Juveniele verwijdde cardiomyopathie, of puppy-hartaandoening, is een genetisch overgeërfde afwijking in de spieren van het hart. Bij volwassen uitgezette cardiomyopathie nemen de kamers van het hart toe, waardoor de spieren van de hartmuur te dun worden en uiteindelijk leiden tot congestief hartfalen. De meerderheid van de gevallen is idiopathisch, zonder bekende oorzaak. Helaas is de prognose voor puppy hartziekten niet goed; Velen die het verwerven, gaan een paar weken na de diagnose over.
Dilated Cardiomyopathy
Als het gaat om de volwassen dilaterende cardiomyopathie, is de gemiddelde beginleeftijd 4 tot 10 jaar. Grote en grote hondenrassen lopen een groter risico. Sommige van deze rassen zijn Afghaanse windhonden, boksers, cocker-spaniëls, Dalmatiërs, Doberman pinschers, grote Denen, Newfoundlands, oude Engelse herdershonden, Portugese waterhonden, Schotse edelhonden en Sint-Bernards. Symptomen van juveniele gedilateerde cardiomyopathie aanwezig tussen 10 dagen en 7 maanden, met congestief hartfalen na enkele weken. Symptomen zijn niet altijd aanwezig, maar kunnen ook anorexia, lethargie, braken, ademhalingsmoeilijkheden en fluctuerende hartslag omvatten. Rassen die genetische aanleg voor juveniele gedilateerde cardiomyopathie vertonen, omvatten Portugese waterhonden en Doberman pinschers.

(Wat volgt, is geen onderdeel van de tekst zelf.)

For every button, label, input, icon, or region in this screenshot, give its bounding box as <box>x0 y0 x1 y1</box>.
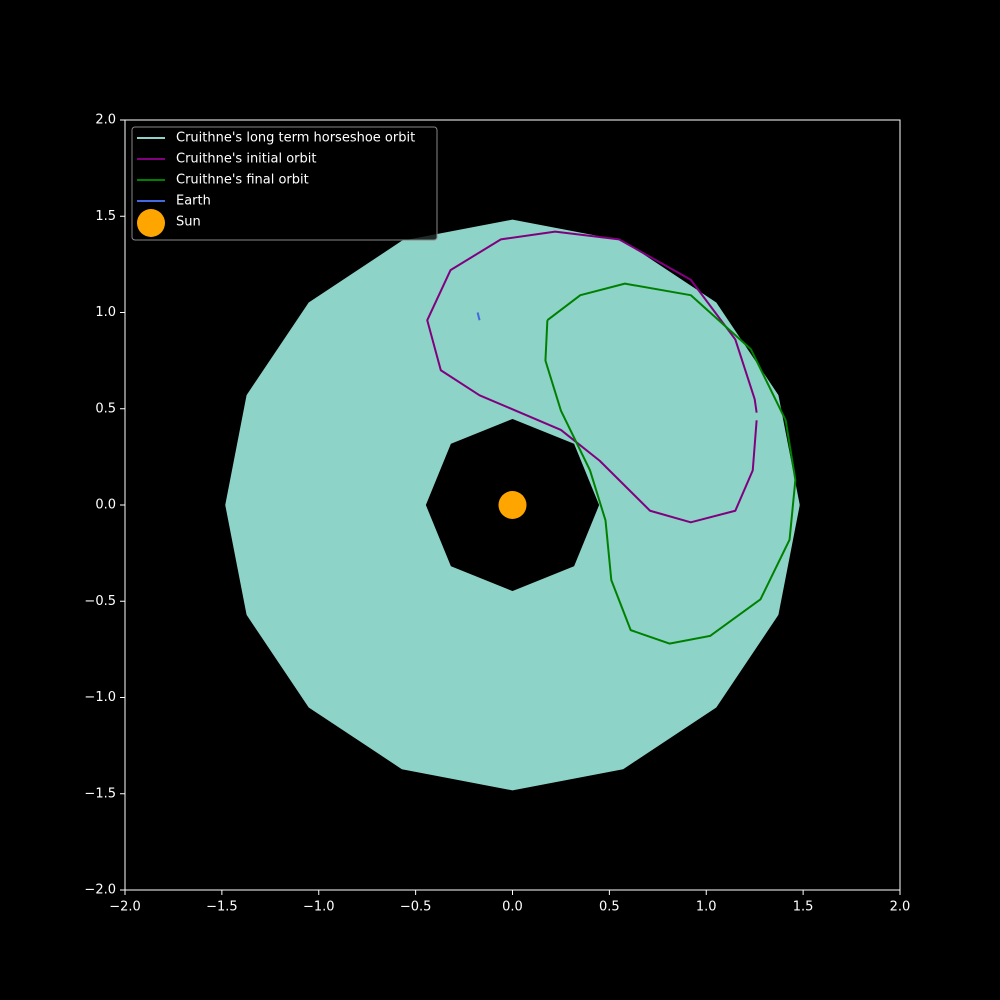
scatter-point <box>498 491 527 519</box>
legend-marker <box>137 209 165 237</box>
y-tick-label: −1.0 <box>84 690 116 705</box>
legend-label: Cruithne's final orbit <box>176 173 309 188</box>
x-tick-label: −0.5 <box>400 900 432 915</box>
x-tick-label: 0.0 <box>502 900 523 915</box>
y-tick-label: −0.5 <box>84 594 116 609</box>
y-tick-label: 0.0 <box>95 498 116 513</box>
legend-label: Cruithne's long term horseshoe orbit <box>176 131 415 146</box>
x-tick-label: 0.5 <box>599 900 620 915</box>
legend-label: Cruithne's initial orbit <box>176 152 316 167</box>
legend: Cruithne's long term horseshoe orbit Crui… <box>131 126 438 241</box>
y-tick-label: −2.0 <box>84 883 116 898</box>
orbit-line <box>544 282 797 645</box>
x-tick-label: −2.0 <box>109 900 141 915</box>
x-tick-label: 2.0 <box>890 900 911 915</box>
legend-label: Sun <box>176 215 201 230</box>
y-tick-label: 0.5 <box>95 401 116 416</box>
y-tick-label: 1.5 <box>95 209 116 224</box>
x-tick-label: −1.0 <box>303 900 335 915</box>
y-tick-label: 2.0 <box>95 113 116 128</box>
legend-label: Earth <box>176 194 211 209</box>
x-tick-label: 1.0 <box>696 900 717 915</box>
y-tick-label: −1.5 <box>84 786 116 801</box>
orbit-line <box>426 230 758 524</box>
x-tick-label: −1.5 <box>206 900 238 915</box>
x-tick-label: 1.5 <box>793 900 814 915</box>
orbit-line <box>476 312 481 321</box>
y-tick-label: 1.0 <box>95 305 116 320</box>
legend-box <box>131 126 438 241</box>
horseshoe-region <box>225 219 800 791</box>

Portugese Waterhond Studie
Een in 2002 gepubliceerde studie in het Journal of Veterinary Internal Medicine onderzocht het voorkomen en de detectie van juveniele verwijde cardiomyopathie bij Portugese waterhonden. Bij 124 pups vonden de onderzoekers geen klinische verschillen in bloedconcentraties, serumchemicaliën, elektrocardiogrammen of urine metabolieten tussen aangetaste en niet-aangedane pups. Alleen echocardiografie stelde onderzoekers in staat de aandoening te diagnosticeren voordat klinische verschijnselen verschenen. Bij de 10 gediagnosticeerde puppies volgde acuut congestief hartfalen binnen een tot vier weken diagnose.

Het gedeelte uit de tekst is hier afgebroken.